One of the RA's for my dorm was actually in one of my classes so I decided to have a conversation with her.  I asked about if someone were to get busted with an animal if there was a way out of it.  She said no even if some just had a cat or dog in a room for a few minutes because if anyone has allergies or some shit.  So I said what about a snake?  Once I said that she was like "that was you?".  Apparently it was a big deal around the dorm that someone had past along a rumor that there was a snake on the loose at the dorm.  She pretty much told us we were fucked and there was nothing we could do.  She did tell me one thing, "you guys gotta understand that not everyone there liked the snake".  Basically insuating there was one person that had brought it to their attention.  Unfortunately, we never found the person, but if I found him or her I'd give them a piece of my mind and/or penis.

Thursday, June 10, 2010

Let me tell you somethin...

Not sure why wrestlers...excuse me, wrasslers...always said "Let me tell you somethin" in their promos, but it got their point across.  Anyway, its lookin like Jake "The Snake" Roberts is gonna win the mullet competition.  I had forgotten how much of a creepy bastard he is.  Well here ya go...

Friday, June 4, 2010

Mullet Mania

Back in the late 80's and early 90's, it was hard not to be a fan of the WWF.  It was wrassling at its finest, with larger than life characters (the majority hopped up on cocaine and steroids), unbeknownst racial undertones (Ted Dibiase had a black servant/slave Virgil), and all kinds of piledrivers and shit.  That shit was epic to a kid.  Looking back now, you notice how many of these dudes had outrageous mullets.  So the question I'll pose...Who had the best mullet in wrrassslingg?

Jake "The Snake" Roberts- This friggin guy had one scrubby hair do.  What do you expect from a guy that brings a python to the ring, and would dump it on his opponents after giving them a DDT.  Shit, not sure what DDT even stands for.

"Ravishing" Rick Rude- the man was in a word "rude".  When in Pittsburgh, he would always call the crowd a bunch of Pittsburgh piss ants.  Dude had a helluva mullet tho.  Later in his career made a bitch move and cut his hair short.  Ha! Who's rude now?  Hmm turns out he's dead.  Whoops.

British Bulldog Dog- He was ultimately done in by drugs and steroids like a shitload of other wrasslers, but you still can't deny what he brought to the table...a braided mullet.  That motherfucker had braids long before that bitch Moesha was ever around.  Sidenote: Moesha not done in by drugs yet.












Mr. Perfect- There is no other way to describe this mullet, but as the "perfect mullet".

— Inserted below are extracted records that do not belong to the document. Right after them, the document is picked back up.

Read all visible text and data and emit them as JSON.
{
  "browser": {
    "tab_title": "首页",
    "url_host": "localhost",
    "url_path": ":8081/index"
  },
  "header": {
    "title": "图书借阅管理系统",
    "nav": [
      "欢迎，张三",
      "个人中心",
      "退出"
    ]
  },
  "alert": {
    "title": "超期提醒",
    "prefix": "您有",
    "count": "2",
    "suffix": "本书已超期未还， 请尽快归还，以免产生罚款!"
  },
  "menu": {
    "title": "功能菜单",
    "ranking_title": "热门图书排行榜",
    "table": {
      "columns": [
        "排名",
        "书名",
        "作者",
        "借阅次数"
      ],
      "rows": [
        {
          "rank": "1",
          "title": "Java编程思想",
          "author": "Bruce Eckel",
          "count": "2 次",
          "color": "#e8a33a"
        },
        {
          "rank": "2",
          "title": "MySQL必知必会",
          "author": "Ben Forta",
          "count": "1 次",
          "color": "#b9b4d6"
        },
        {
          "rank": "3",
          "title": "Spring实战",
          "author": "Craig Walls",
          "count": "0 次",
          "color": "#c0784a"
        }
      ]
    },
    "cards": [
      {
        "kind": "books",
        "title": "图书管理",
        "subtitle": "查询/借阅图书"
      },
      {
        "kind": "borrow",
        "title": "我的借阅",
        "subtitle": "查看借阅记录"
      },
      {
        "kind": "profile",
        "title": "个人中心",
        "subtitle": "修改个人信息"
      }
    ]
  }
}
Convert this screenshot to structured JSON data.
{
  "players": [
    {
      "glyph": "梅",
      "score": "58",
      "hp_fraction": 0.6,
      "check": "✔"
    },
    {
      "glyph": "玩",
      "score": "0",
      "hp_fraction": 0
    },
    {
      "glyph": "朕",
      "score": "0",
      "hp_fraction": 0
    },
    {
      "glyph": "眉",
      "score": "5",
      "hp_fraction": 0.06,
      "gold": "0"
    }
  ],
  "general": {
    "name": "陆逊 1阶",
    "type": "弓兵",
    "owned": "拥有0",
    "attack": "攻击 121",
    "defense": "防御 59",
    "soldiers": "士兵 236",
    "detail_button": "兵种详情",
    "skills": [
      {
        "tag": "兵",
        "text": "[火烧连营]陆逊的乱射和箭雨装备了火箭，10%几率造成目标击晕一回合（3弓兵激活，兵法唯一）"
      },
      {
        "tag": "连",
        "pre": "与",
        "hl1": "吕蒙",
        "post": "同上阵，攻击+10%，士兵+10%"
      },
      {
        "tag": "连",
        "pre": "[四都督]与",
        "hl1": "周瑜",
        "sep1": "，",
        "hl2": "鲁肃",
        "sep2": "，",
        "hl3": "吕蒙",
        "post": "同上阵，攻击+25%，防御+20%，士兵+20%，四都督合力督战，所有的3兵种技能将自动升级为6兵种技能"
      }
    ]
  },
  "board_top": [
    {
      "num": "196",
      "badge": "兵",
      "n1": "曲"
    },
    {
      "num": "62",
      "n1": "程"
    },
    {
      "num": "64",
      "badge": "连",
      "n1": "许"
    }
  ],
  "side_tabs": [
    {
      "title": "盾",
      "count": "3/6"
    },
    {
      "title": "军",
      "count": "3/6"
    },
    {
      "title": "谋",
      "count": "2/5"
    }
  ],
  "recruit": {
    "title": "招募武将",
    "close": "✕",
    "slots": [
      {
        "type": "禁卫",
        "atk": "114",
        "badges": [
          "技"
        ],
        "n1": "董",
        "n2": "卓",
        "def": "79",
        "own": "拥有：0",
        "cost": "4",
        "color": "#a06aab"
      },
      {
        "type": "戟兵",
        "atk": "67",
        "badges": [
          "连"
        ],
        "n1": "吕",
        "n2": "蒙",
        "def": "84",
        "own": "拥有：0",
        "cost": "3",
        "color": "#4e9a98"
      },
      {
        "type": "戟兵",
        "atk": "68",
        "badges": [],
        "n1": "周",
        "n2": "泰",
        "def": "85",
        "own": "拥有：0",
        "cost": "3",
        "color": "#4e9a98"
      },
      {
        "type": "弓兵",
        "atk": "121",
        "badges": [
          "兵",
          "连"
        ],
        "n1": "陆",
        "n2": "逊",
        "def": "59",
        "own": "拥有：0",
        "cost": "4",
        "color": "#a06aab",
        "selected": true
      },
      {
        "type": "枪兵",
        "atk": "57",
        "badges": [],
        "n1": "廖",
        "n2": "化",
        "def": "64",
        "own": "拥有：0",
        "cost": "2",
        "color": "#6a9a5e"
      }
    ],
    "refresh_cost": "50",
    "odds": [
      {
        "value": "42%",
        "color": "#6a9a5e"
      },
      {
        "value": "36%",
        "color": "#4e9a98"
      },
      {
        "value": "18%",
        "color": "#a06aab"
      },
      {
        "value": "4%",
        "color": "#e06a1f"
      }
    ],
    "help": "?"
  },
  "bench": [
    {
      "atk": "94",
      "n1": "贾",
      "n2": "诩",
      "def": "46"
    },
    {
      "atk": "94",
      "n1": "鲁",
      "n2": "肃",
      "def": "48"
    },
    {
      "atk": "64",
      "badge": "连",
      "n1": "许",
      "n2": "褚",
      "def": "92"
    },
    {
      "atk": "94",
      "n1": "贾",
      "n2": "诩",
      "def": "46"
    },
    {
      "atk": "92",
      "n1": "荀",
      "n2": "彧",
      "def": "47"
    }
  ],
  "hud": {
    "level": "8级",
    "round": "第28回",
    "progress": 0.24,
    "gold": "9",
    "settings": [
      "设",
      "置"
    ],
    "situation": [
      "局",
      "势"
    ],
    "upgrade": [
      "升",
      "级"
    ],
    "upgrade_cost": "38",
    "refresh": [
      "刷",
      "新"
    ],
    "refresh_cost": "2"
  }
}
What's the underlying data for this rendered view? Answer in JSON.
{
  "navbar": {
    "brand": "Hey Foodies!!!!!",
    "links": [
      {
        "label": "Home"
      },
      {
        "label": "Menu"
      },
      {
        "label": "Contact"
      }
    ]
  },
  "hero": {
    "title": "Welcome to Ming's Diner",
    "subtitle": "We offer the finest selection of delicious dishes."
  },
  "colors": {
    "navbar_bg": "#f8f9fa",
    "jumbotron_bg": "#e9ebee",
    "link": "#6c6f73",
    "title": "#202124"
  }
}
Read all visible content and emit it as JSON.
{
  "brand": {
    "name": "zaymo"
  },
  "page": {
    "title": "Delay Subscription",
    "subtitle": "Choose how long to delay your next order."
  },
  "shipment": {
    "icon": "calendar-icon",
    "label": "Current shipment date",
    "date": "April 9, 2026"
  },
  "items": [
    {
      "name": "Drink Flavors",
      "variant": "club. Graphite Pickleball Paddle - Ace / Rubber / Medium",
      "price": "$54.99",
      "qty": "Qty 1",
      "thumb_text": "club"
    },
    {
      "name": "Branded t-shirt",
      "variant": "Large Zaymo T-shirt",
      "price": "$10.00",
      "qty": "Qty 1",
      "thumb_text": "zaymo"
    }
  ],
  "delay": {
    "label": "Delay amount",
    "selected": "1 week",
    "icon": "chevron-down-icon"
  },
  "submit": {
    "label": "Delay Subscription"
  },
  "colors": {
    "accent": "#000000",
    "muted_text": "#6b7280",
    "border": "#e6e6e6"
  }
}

  The Undertaker- So I guess there has been a couple different dudes to portray The Undertaker, but I'm talking about the original.  If you went to a haircut place and asked for a mullet, I think they would give you one of these.  It's quite the technically sound mullet.  I wonder if like in Kentucky or one of those red states you can go to the local barber and ask for an "Undertaker" or say I'm going for a Jake the Snake look, and they'll hook you up.

So those are your choices... choose wisely cuz most of these guys are dead and will be remembered for wearing tights, mullets, and severe drug problems.  You don't want that on your conscience.

The Cucumbers and Bleach Files

You may recall the television show "Step-By-Step".  You know Patrick Duffy, Suzanne Somers, Cody (who lived in the van in the backyard, always high as fuck, Karen the hot brunette, Dana the annoying blonde, and those other 2 irrelevant kids. But then there was Al (Christine Lakin), the tomboy daughter, who started to get more and more hot as the show went on.  Apparently she is still alive these days and...well...holy fuck.